= Monatomic gas =

Gas made of free atoms

In physics and chemistry, "monatomic" is a combination of the words "mono" and "atomic", and means "single atom". It is usually applied to gases: a monatomic gas is a gas in which atoms are not bound to each other. Examples at standard conditions of temperature and pressure include all the noble gases (helium, neon, argon, krypton, xenon, and radon), though all chemical elements will be monatomic in the gas phase at sufficiently high temperature (or very low pressure). The thermodynamic behavior of a monatomic gas is much simpler when compared to polyatomic gases because it is free of any rotational or vibrational energy.

== Noble gases ==
The only chemical elements that are stable single atoms (so they are not molecules) at standard temperature and pressure (STP) are the noble gases. These are helium, neon, argon, krypton, xenon, and radon. Noble gases have a full outer valence shell making them rather non-reactive species. While these elements have been described historically as completely inert, chemical compounds have been synthesized with all but neon and helium.

When grouped together with the homonuclear diatomic gases such as nitrogen (N_{2}), the noble gases are called "elemental gases" to distinguish them from molecules that are also chemical compounds.

== Thermodynamic properties ==
The only possible motion of an atom in a monatomic gas is translation (electronic excitation is not important at room temperature).
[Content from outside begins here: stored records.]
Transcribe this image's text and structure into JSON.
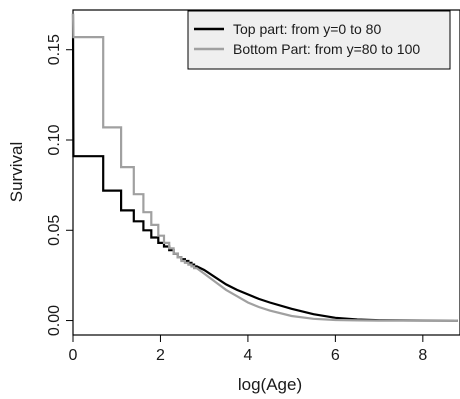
{
  "chart_data": {
    "type": "line",
    "step": true,
    "title": "",
    "xlabel": "log(Age)",
    "ylabel": "Survival",
    "xlim": [
      0,
      8.85
    ],
    "ylim": [
      -0.008,
      0.172
    ],
    "x_ticks": [
      "0",
      "2",
      "4",
      "6",
      "8"
    ],
    "y_ticks": [
      "0.00",
      "0.05",
      "0.10",
      "0.15"
    ],
    "grid": false,
    "legend_position": "top-right",
    "series": [
      {
        "name": "Top part: from y=0 to 80",
        "color": "#000000",
        "x": [
          0,
          0.01,
          0.69,
          0.69,
          1.1,
          1.1,
          1.39,
          1.39,
          1.61,
          1.61,
          1.79,
          1.79,
          1.95,
          1.95,
          2.08,
          2.08,
          2.2,
          2.2,
          2.3,
          2.3,
          2.4,
          2.4,
          2.48,
          2.48,
          2.56,
          2.56,
          2.64,
          2.64,
          2.71,
          2.71,
          2.77,
          2.77,
          2.83,
          3.0,
          3.25,
          3.5,
          3.75,
          4.0,
          4.25,
          4.5,
          5.0,
          5.5,
          6.0,
          6.5,
          7.0,
          8.0,
          8.8
        ],
        "y": [
          0.17,
          0.091,
          0.091,
          0.072,
          0.072,
          0.061,
          0.061,
          0.055,
          0.055,
          0.05,
          0.05,
          0.046,
          0.046,
          0.043,
          0.043,
          0.041,
          0.041,
          0.039,
          0.039,
          0.037,
          0.037,
          0.035,
          0.035,
          0.034,
          0.034,
          0.033,
          0.033,
          0.032,
          0.032,
          0.031,
          0.031,
          0.03,
          0.03,
          0.028,
          0.024,
          0.02,
          0.017,
          0.0145,
          0.012,
          0.01,
          0.0065,
          0.0035,
          0.0015,
          0.0006,
          0.0002,
          5e-05,
          0.0
        ]
      },
      {
        "name": "Bottom Part: from y=80 to 100",
        "color": "#a0a0a0",
        "x": [
          0,
          0.01,
          0.69,
          0.69,
          1.1,
          1.1,
          1.39,
          1.39,
          1.61,
          1.61,
          1.79,
          1.79,
          1.95,
          1.95,
          2.08,
          2.08,
          2.2,
          2.2,
          2.3,
          2.3,
          2.4,
          2.4,
          2.48,
          2.48,
          2.56,
          2.56,
          2.64,
          2.64,
          2.71,
          2.71,
          2.77,
          2.77,
          2.83,
          3.0,
          3.25,
          3.5,
          3.75,
          4.0,
          4.25,
          4.5,
          5.0,
          5.5,
          6.0,
          6.5,
          7.0,
          8.0,
          8.8
        ],
        "y": [
          0.17,
          0.157,
          0.157,
          0.107,
          0.107,
          0.085,
          0.085,
          0.07,
          0.07,
          0.06,
          0.06,
          0.053,
          0.053,
          0.047,
          0.047,
          0.043,
          0.043,
          0.04,
          0.04,
          0.037,
          0.037,
          0.035,
          0.035,
          0.033,
          0.033,
          0.032,
          0.032,
          0.031,
          0.031,
          0.03,
          0.03,
          0.029,
          0.029,
          0.026,
          0.0215,
          0.017,
          0.0135,
          0.01,
          0.0075,
          0.0055,
          0.0025,
          0.001,
          0.0003,
          0.0001,
          0.0,
          0.0,
          0.0
        ]
      }
    ]
  }
}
Thus by the equipartition theorem, the kinetic energy of a single atom of a monatomic gas at thermodynamic temperature T is given by $\frac{3}{2}k_\text{B}T$, where k_{B} is the Boltzmann constant. One mole of atoms contains an Avogadro number ($N_\text{A}$) of atoms, so that the energy of one mole of atoms of a monatomic gas is $\frac{3}{2} k_\text{B} T N_\text{A} = \frac{3}{2} RT$, where R is the gas constant.

In an adiabatic process, monatomic gases have an idealised γ-factor (C_{p}/C_{v}) of 5/3, as opposed to 7/5 for ideal diatomic gases where rotation (but not vibration at room temperature) also contributes. Also, for ideal monatomic gases:

the molar heat capacity at constant pressure (C_{p}) is 5/2 R = 20.8 J⋅K^{−1}⋅mol^{−1} (4.97 cal⋅K^{−1}⋅mol^{−1}).

the molar heat capacity at constant volume (C_{v}) is 3/2 R = 12.5 J⋅K^{−1}⋅mol^{−1} (2.98 cal⋅K^{−1}⋅mol^{−1}).